I've already found Event loop for large files?, but it's mostly about downloads. The conclusion I take from that post is node.js might have been adequate for downloads, but Nginx is a battle-hardened solution that "ain't broke."
But what about uploads? We have enormous files being uploaded. We do genomics, and human genome datasets are as much as 200GB in size. As far as I've been able to determine, Nginx always buffers the complete request, header and body, before forwarding it to a back-end. We've run out of memory handling three uploads at the same time.
We have a swarm of small, "does one thing and does it well" servers running in our application, one of which handles the uploads (and type transformations to an in-house format) of the genomic data, and another of which provides socket.io handling to keep customers appraised of both upload progress and other events going on in our application's ecology. Others handle authentication, customer data processing, and plain 'ol media service.
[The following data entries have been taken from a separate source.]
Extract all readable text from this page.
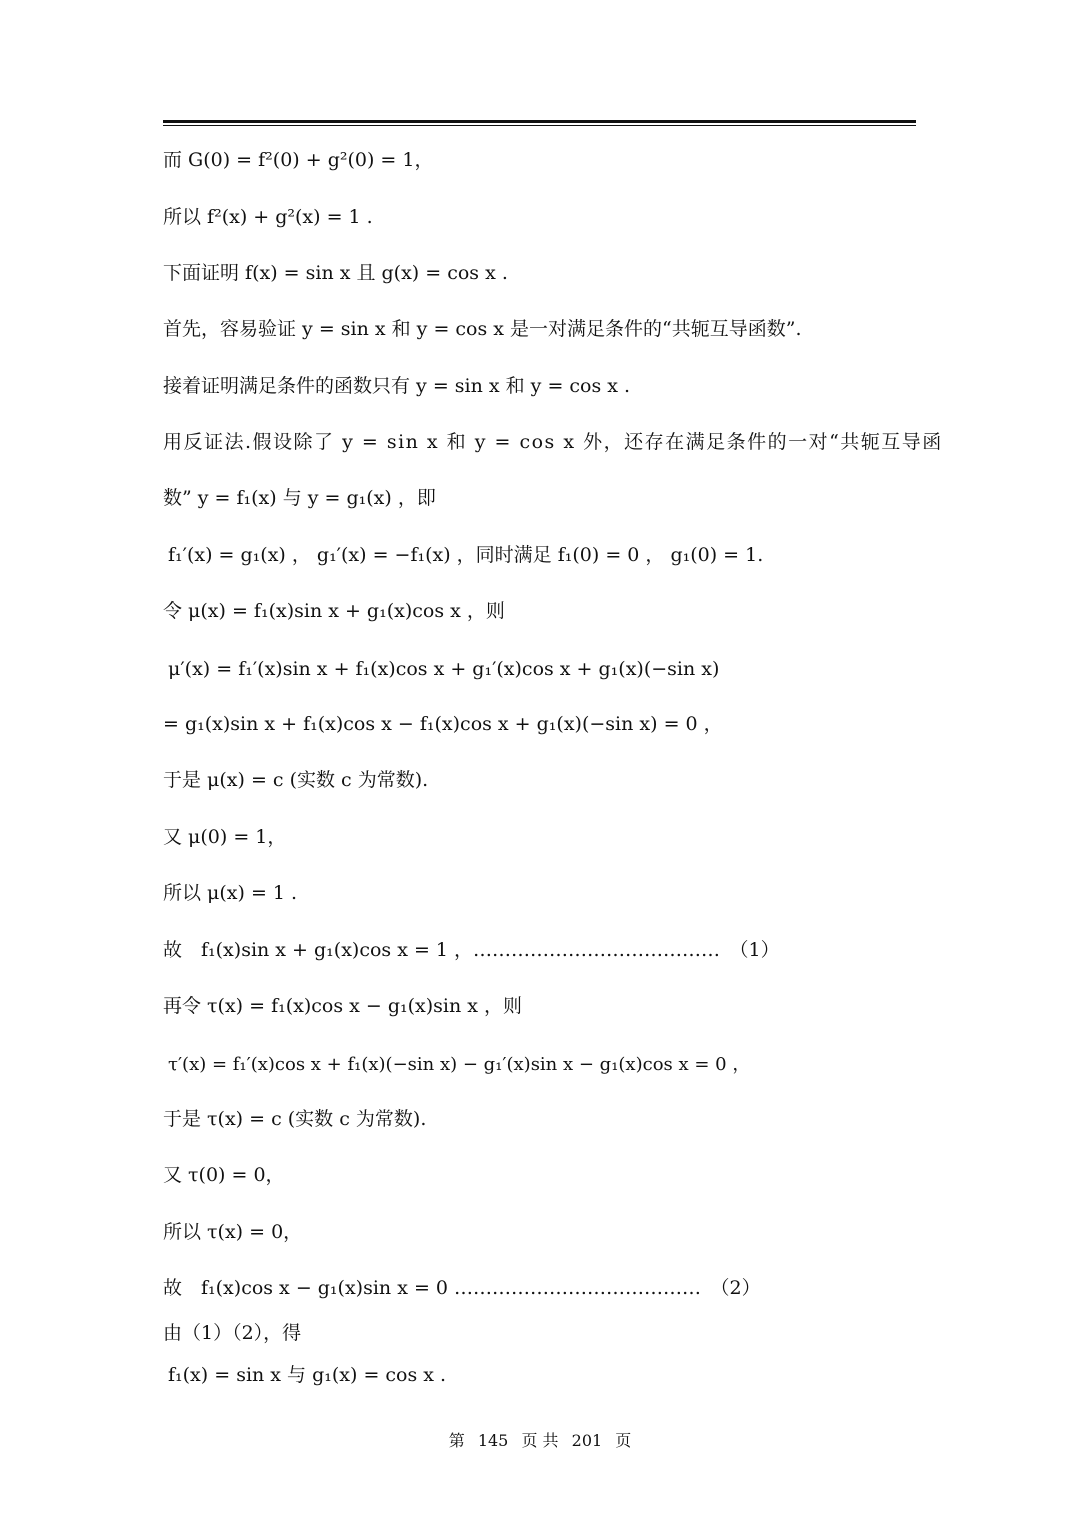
而 G(0) = f²(0) + g²(0) = 1，
所以 f²(x) + g²(x) = 1 .
下面证明 f(x) = sin x 且 g(x) = cos x .
首先，容易验证 y = sin x 和 y = cos x 是一对满足条件的“共轭互导函数”.
接着证明满足条件的函数只有 y = sin x 和 y = cos x .
用反证法.假设除了 y = sin x 和 y = cos x 外，还存在满足条件的一对“共轭互导函
数” y = f₁(x) 与 y = g₁(x) ，即
f₁′(x) = g₁(x) ， g₁′(x) = −f₁(x) ，同时满足 f₁(0) = 0 ， g₁(0) = 1.
令 μ(x) = f₁(x)sin x + g₁(x)cos x ，则
μ′(x) = f₁′(x)sin x + f₁(x)cos x + g₁′(x)cos x + g₁(x)(−sin x)
= g₁(x)sin x + f₁(x)cos x − f₁(x)cos x + g₁(x)(−sin x) = 0 ，
于是 μ(x) = c (实数 c 为常数).
又 μ(0) = 1，
所以 μ(x) = 1 .
故　f₁(x)sin x + g₁(x)cos x = 1 ，…………………………………　（1）
再令 τ(x) = f₁(x)cos x − g₁(x)sin x ，则
τ′(x) = f₁′(x)cos x + f₁(x)(−sin x) − g₁′(x)sin x − g₁(x)cos x = 0 ，
于是 τ(x) = c (实数 c 为常数).
又 τ(0) = 0，
所以 τ(x) = 0，
故　f₁(x)cos x − g₁(x)sin x = 0 …………………………………　（2）
由（1）（2），得
f₁(x) = sin x 与 g₁(x) = cos x .
第 145 页 共 201 页
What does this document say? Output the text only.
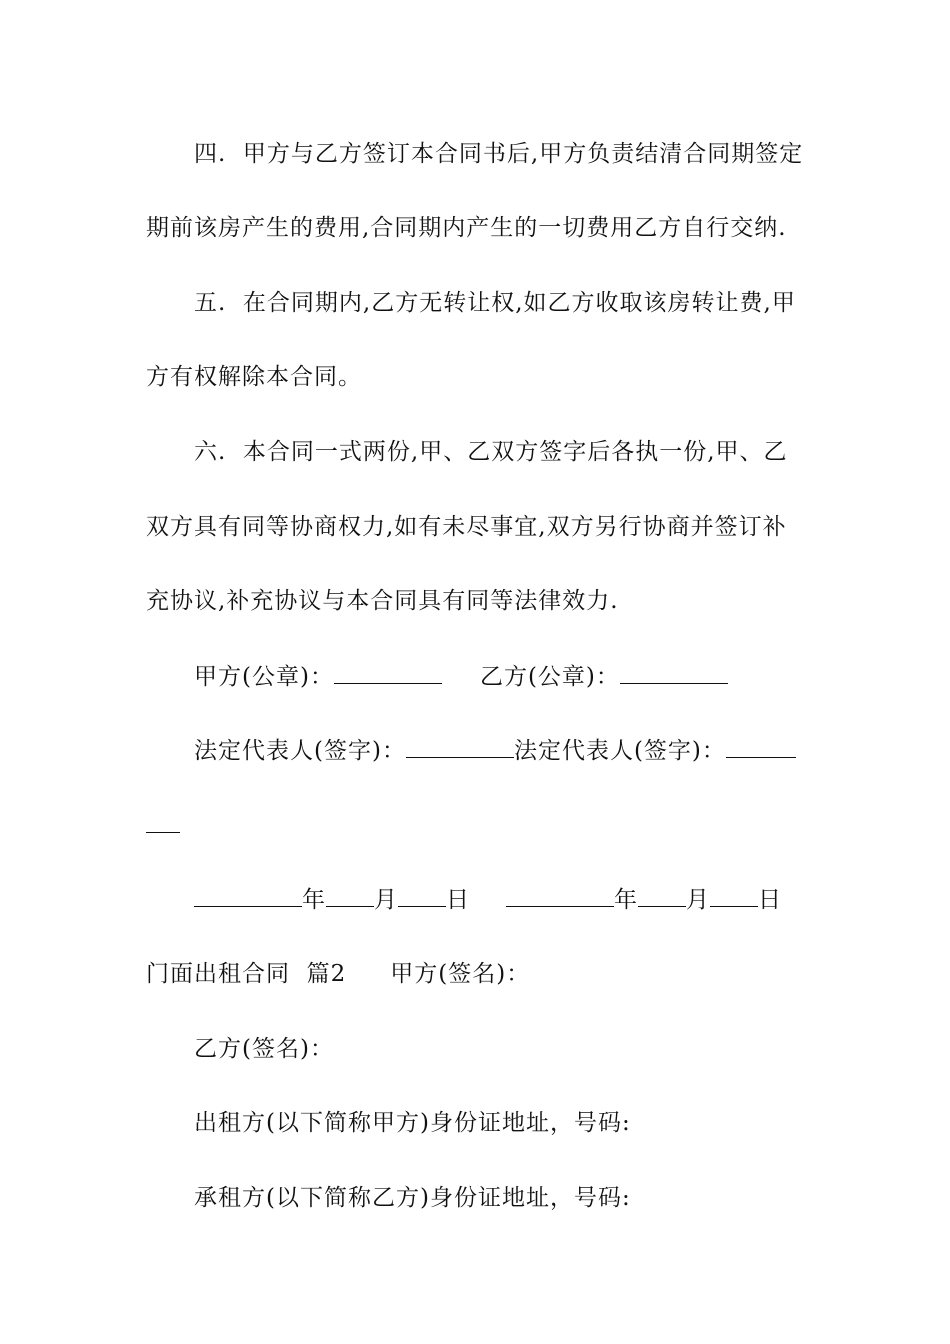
四.  甲方与乙方签订本合同书后,甲方负责结清合同期签定
期前该房产生的费用,合同期内产生的一切费用乙方自行交纳.
五.  在合同期内,乙方无转让权,如乙方收取该房转让费,甲
方有权解除本合同。
六.  本合同一式两份,甲、乙双方签字后各执一份,甲、乙
双方具有同等协商权力,如有未尽事宜,双方另行协商并签订补
充协议,补充协议与本合同具有同等法律效力.
甲方(公章)：	乙方(公章)：
法定代表人(签字)：	法定代表人(签字)：
年 月 日	年 月 日
门面出租合同  篇2 甲方(签名)：
乙方(签名)：
出租方(以下简称甲方)身份证地址，号码:
承租方(以下简称乙方)身份证地址，号码:
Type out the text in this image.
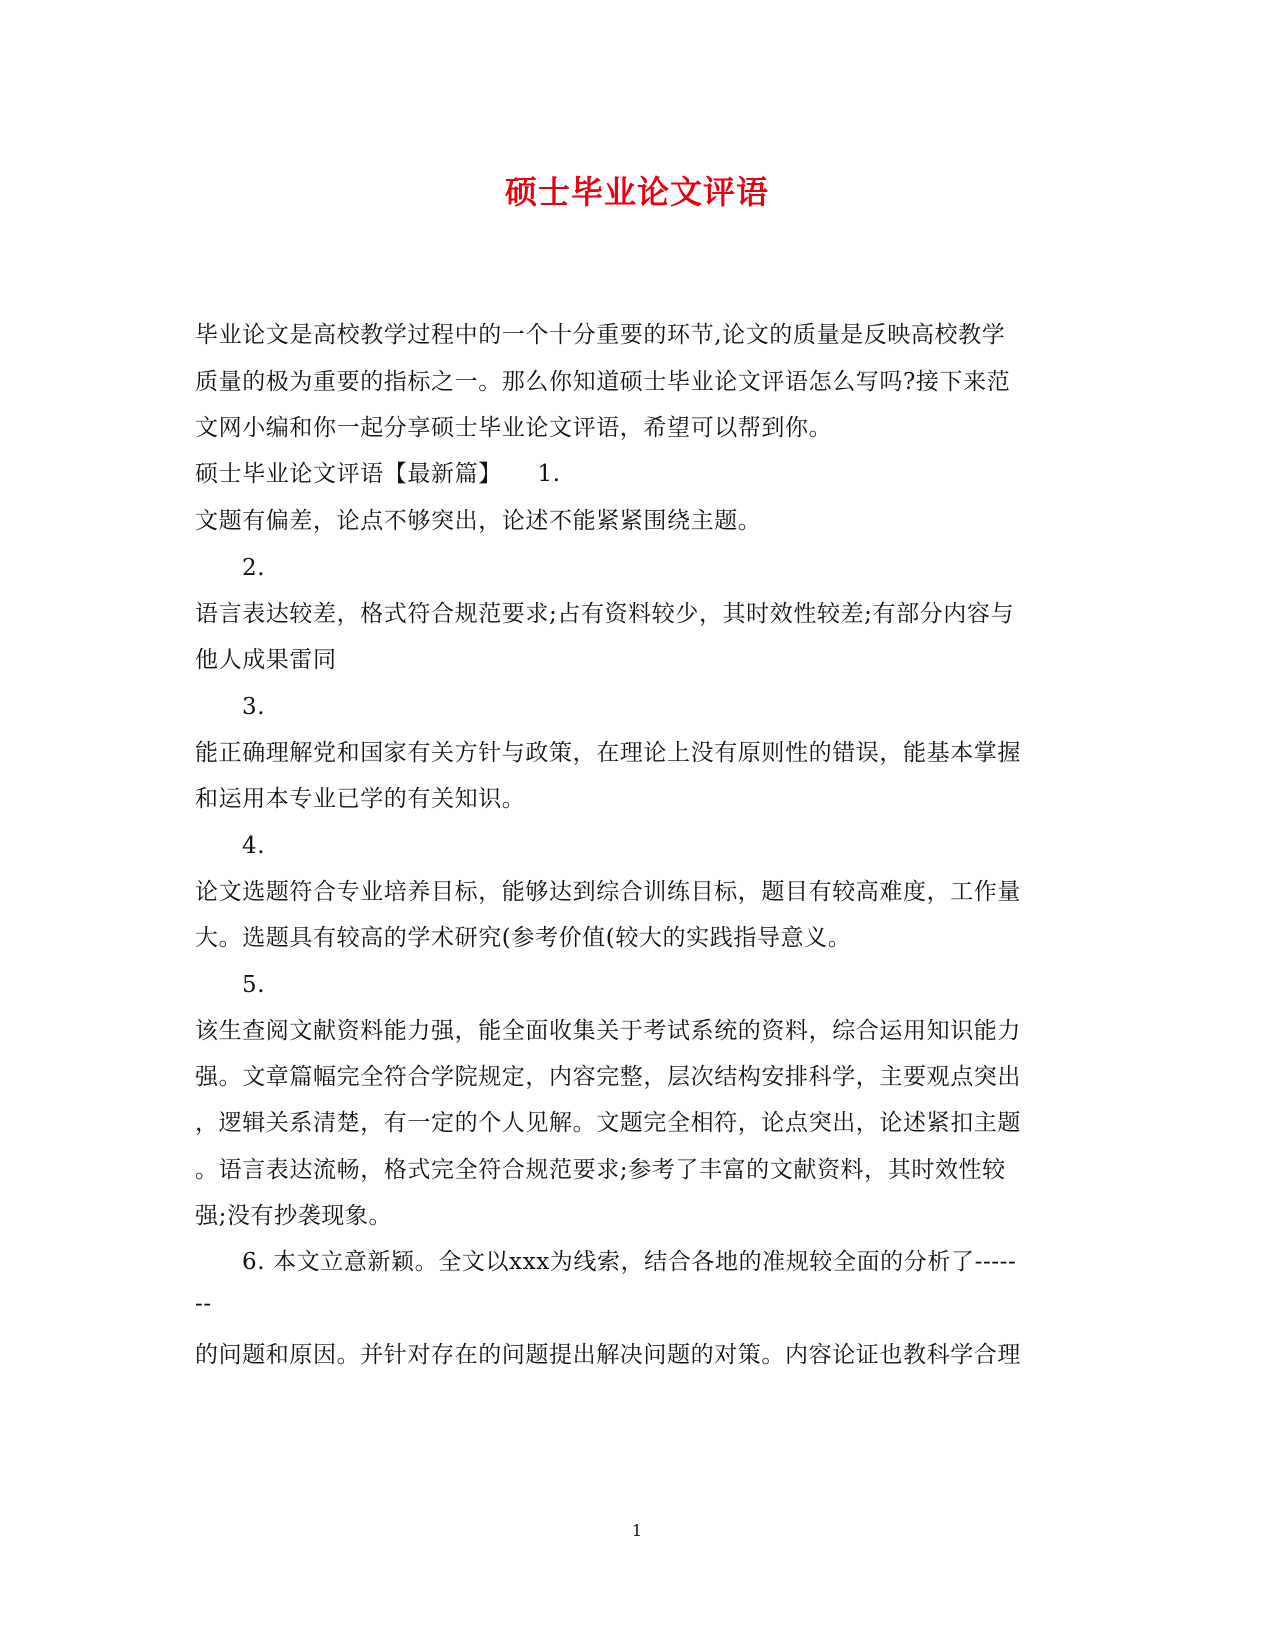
硕士毕业论文评语
毕业论文是高校教学过程中的一个十分重要的环节,论文的质量是反映高校教学
质量的极为重要的指标之一。那么你知道硕士毕业论文评语怎么写吗?接下来范
文网小编和你一起分享硕士毕业论文评语，希望可以帮到你。
硕士毕业论文评语【最新篇】　　1.
文题有偏差，论点不够突出，论述不能紧紧围绕主题。
2.
语言表达较差，格式符合规范要求;占有资料较少，其时效性较差;有部分内容与
他人成果雷同
3.
能正确理解党和国家有关方针与政策，在理论上没有原则性的错误，能基本掌握
和运用本专业已学的有关知识。
4.
论文选题符合专业培养目标，能够达到综合训练目标，题目有较高难度，工作量
大。选题具有较高的学术研究(参考价值(较大的实践指导意义。
5.
该生查阅文献资料能力强，能全面收集关于考试系统的资料，综合运用知识能力
强。文章篇幅完全符合学院规定，内容完整，层次结构安排科学，主要观点突出
，逻辑关系清楚，有一定的个人见解。文题完全相符，论点突出，论述紧扣主题
。语言表达流畅，格式完全符合规范要求;参考了丰富的文献资料，其时效性较
强;没有抄袭现象。
6. 本文立意新颖。全文以xxx为线索，结合各地的准规较全面的分析了-----
--
的问题和原因。并针对存在的问题提出解决问题的对策。内容论证也教科学合理
1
If I'm reading the code for node's http/https modules right, node.js would be an ideal tool for handling these issues: it speaks HTTP/1.1 natively, so the websockets passthrough would work, and it hands the (request, response)
tuple to the handler function after processing the HTTP HEAD but holding off on the BODY until the handler function binds request.on('data', ...)
events to drain the BODY buffer.
We have a well-segmented, url-based namespace for our services: "/import," "/events", "/users", "/api", "/media", etc. Nginx only handles the last three correctly. Would it be difficult or inappropriate to replace Nginx with a node.js application to handle all of them? Or is there some obscure reverse proxy (Nginx, Pound, and Varnish all have similar limitations) that already does everything I want?